CLIMAT... DANGER OU NON? "LAUDATO SI" 57

160. Quel genre de monde voulons nous laisser à ceux qui nous succèdent, aux enfants qui grandissent ? Cette question ne concerne pas seulement l’environnement de manière isolée, parce qu’on ne peut pas poser la question de manière fragmentaire. Quand nous nous interrogeons sur le monde que nous voulons laisser, nous parlons surtout de son orientation générale, de son sens, de ses valeurs. Si cette question de fond n’est pas prise en compte, je ne crois pas que nos préoccupations écologiques puissent obtenir des effets significatifs. Mais si cette question est posée avec courage, elle nous conduit inexorablement à d’autres interrogations très directes : pour quoi passons-nous en ce monde, pour quoi venons-nous à cette vie, pour quoi travaillons-nous et luttons nous, pour quoi cette terre a-t-elle besoin de nous ? C’est pourquoi, il ne suffit plus de dire que nous devons nous préoccuper des générations futures. Il est nécessaire de réaliser que ce qui est en jeu, c’est notre propre dignité. Nous sommes, nous-mêmes, les premiers à avoir intérêt à laisser une planète habitable à l’humanité qui nous succédera. C’est un drame pour nous-mêmes, parce que cela met en crise le sens de notre propre passage sur cette terre.

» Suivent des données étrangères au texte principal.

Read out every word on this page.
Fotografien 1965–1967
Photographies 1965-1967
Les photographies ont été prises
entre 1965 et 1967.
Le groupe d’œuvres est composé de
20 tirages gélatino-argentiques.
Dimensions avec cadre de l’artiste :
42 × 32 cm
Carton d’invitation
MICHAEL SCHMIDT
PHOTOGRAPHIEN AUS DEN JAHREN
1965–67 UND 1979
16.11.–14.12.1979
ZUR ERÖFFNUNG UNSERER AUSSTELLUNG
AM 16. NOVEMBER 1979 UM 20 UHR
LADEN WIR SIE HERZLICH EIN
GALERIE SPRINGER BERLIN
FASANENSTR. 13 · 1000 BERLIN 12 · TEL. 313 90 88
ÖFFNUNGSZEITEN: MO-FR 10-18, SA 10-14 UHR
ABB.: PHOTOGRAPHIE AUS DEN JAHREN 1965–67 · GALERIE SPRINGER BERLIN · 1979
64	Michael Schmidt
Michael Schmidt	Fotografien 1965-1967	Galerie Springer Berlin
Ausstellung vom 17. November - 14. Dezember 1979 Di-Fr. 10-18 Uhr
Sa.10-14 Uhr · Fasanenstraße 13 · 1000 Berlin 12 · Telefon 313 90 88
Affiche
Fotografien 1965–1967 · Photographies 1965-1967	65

CLIMAT... DANGER OU NON? "LAUDATO SI" 57

161. Les prévisions catastrophistes ne peuvent plus être considérées avec mépris ni ironie. Nous pourrions laisser trop de décombres, de déserts et de saletés aux prochaines générations. Le rythme de consommation, de gaspillage et de détérioration de l’environnement a dépassé les possibilités de la planète, à tel point que le style de vie actuel, parce qu’il est insoutenable, peut seulement conduire à des catastrophes, comme, de fait, cela arrive déjà périodiquement dans diverses régions. L’atténuation des effets de l’actuel déséquilibre dépend de ce que nous ferons dans l’immédiat, surtout si nous pensons à la responsabilité que ceux qui devront supporter les pires conséquences nous attribueront.